Medya: Alparslan Gündoğdu🤓Merhaba, biz geldik!❤
Umarım bölümü seversiniz, bol bol yorum isterim!
Ve 600 oy gelir mi, bence gelir❤
Oy vermeyi ve yorum yapmayı unutmayın lütfen, keyifli okumalar!❤
***
"Kıza havale mi geçirtelim anneanne? Bunu mu istiyorsun?"
"Ama bacakları çıplak oğlum, üşüyecek bak sonra..."
"İçerisi yirmi beş derece anneanne üşümez merak etme, sen Mia ile ilgilensene..."
Duyduğum bu anlamsız konuşmaya kaşlarımı çattığım sırada bileğimin üstünde belli belirsiz bir dokunuş hissettim. Sanki uykumun en tatlı yerindeydim, uyanmayı hiç istemiyordum ama bu dokunuşlar bir son bulmadan devam ettiğinde hiç istemesem bile gözlerimi araladım.
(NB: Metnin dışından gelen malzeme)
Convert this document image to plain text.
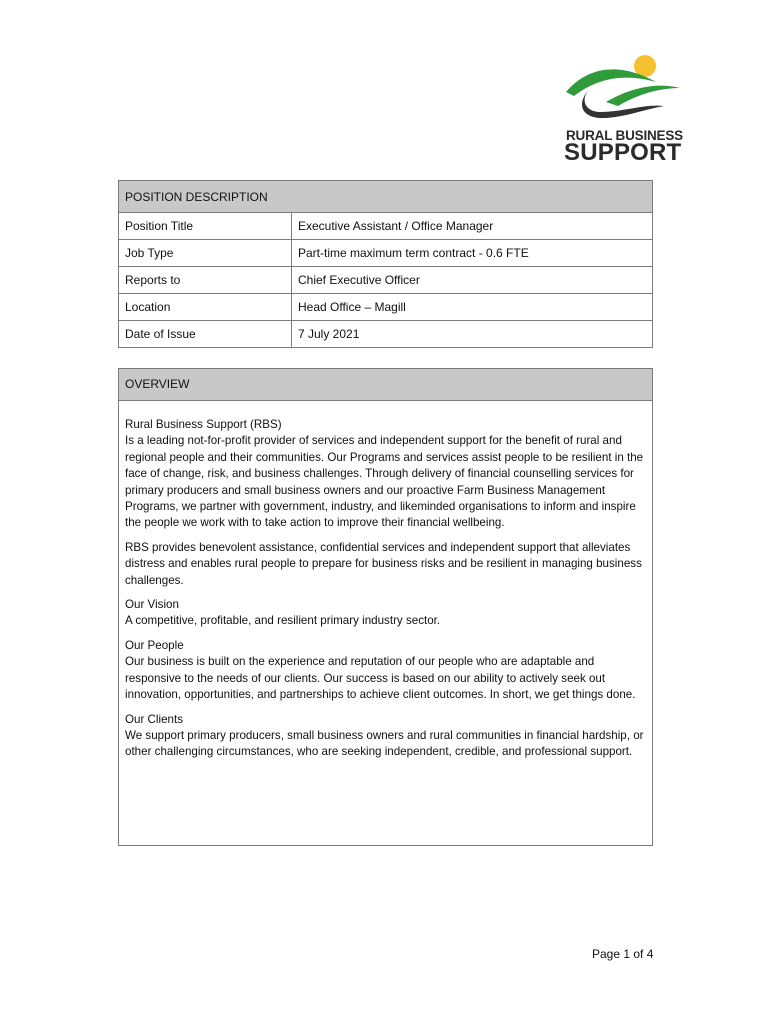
RURAL BUSINESS
SUPPORT
POSITION DESCRIPTION	
Position Title	Executive Assistant / Office Manager
Job Type	Part-time maximum term contract - 0.6 FTE
Reports to	Chief Executive Officer
Location	Head Office – Magill
Date of Issue	7 July 2021
OVERVIEW

Rural Business Support (RBS)
Is a leading not-for-profit provider of services and independent support for the benefit of rural and regional people and their communities. Our Programs and services assist people to be resilient in the face of change, risk, and business challenges. Through delivery of financial counselling services for primary producers and small business owners and our proactive Farm Business Management Programs, we partner with government, industry, and likeminded organisations to inform and inspire the people we work with to take action to improve their financial wellbeing.

RBS provides benevolent assistance, confidential services and independent support that alleviates distress and enables rural people to prepare for business risks and be resilient in managing business challenges.

Our Vision
A competitive, profitable, and resilient primary industry sector.

Our People
Our business is built on the experience and reputation of our people who are adaptable and responsive to the needs of our clients. Our success is based on our ability to actively seek out innovation, opportunities, and partnerships to achieve client outcomes. In short, we get things done.

Our Clients
We support primary producers, small business owners and rural communities in financial hardship, or other challenging circumstances, who are seeking independent, credible, and professional support.

Page 1 of 4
Gördüğüm ilk şey pembe duvarlar ve o duvarların üstündeki bulanık, çiçek desenli -sanırım onlar çiçekti- duvar kağıtları oldu. Hemen ardından kocaman taşlarla süslü avizeyi gördüm. Gözlüklerim gözümde olmadığı için görüntüler benim gibi üç derece miyop olan biri için oldukça bulanıktı ama buna rağmen evimde olmadığını anladım. Bir panik dalgası göğsümün tam ortasına yerleşti ve bir alışkanlıkla ellerimi uzatarak gözlüğümü aradığımda biri onları elime tutuşturdu. Gözlüklerim olmadan görememek öyle boktandı ki sanırım artık Buse'yi dinleyecek ve lens kullanmaya başlayacaktım.
Etrafı biraz daha net seçebildiğimde bir adamın hemen ayak ucumda oturduğunu ve dedem yaşlarında bir kadının da çaprazımdaki koltukta kucağındaki Mia ile beni izlediğini gördüm. İlk kez gördüğüm bu insanlar beni ister istemez ürküttü ve yaşanan olaylar birden hafızama dolduğunda nefes alamadım. Korkuyla yerimde doğrulmaya ve ayağa kalkmaya çalıştım ama öyle çok titriyordum ki bunu yapamadım.
"Hey hey hey, sakin ol... Korkmana gerek yok, sana zarar vermeyeceğiz..."
"Ben... ben..."
Dudaklarımı araladım ancak bir türlü mantıklı bir cümle kurumadım ve boğazımın ne kadar acıdığını fark ettiğimde yüzümü buruşturarak inledim. Canım öyle çok yanıyordu ki tenime dokunmaya çekindim.
"Oğlum, su versene kıza. Bak daha yutkunamıyor bile... Doktor olan sen misin yoksa ben mi anlayamadım vallahi..."
Söz konusu doktor otuzlu yaşlarının başında esmer, gözlüklü bir adamdı. Omuzlarına gelen koyu renkli dalgalı saçlarının bir kısmını yarım bir şekilde arkasında toplamıştı ve bal rengi gözleriyle ilk bakışta bile fark edebileceğim kadar yakışıklı bir adamdı. Yaşlı kadına gözlerini devirdikten sonra uzandı ve suyu bana uzattı. Hala biraz çekiniyordum ama boğazım öyle kötüydü ki bu teklifi geri çeviremedim. Uzanan ellerimin titrediğini fark ettiğinde yavaşça ayağa kalktı ve sanki beni korkutmaktan çekiniyormuş gibi yanıma oturduktan sonra elinin birini nazikçe enseme sararak doğrulmama yardımcı oldu. Mert'in o öfke saçan bakışlarıyla karşımdaki bu adamın bakışlarını karşılaştırdığımda gözlerim anlamsızca doldu ve güçlükle birkaç yudum su içtim.
"Teşekkür ederim..."
"Nasılsın?" Suyu yeniden sehpaya bırakırken yanımdan kalktı ve kendisi de sehpanın üzerine oturarak bana doğru eğildi. "Kendini nasıl hissediyorsun?"
"İyiyim... Sanırım iyiyim..."
"Bunlar ne saçma sorular evladım! Görmüyor musun kızın her yeri mosmor!"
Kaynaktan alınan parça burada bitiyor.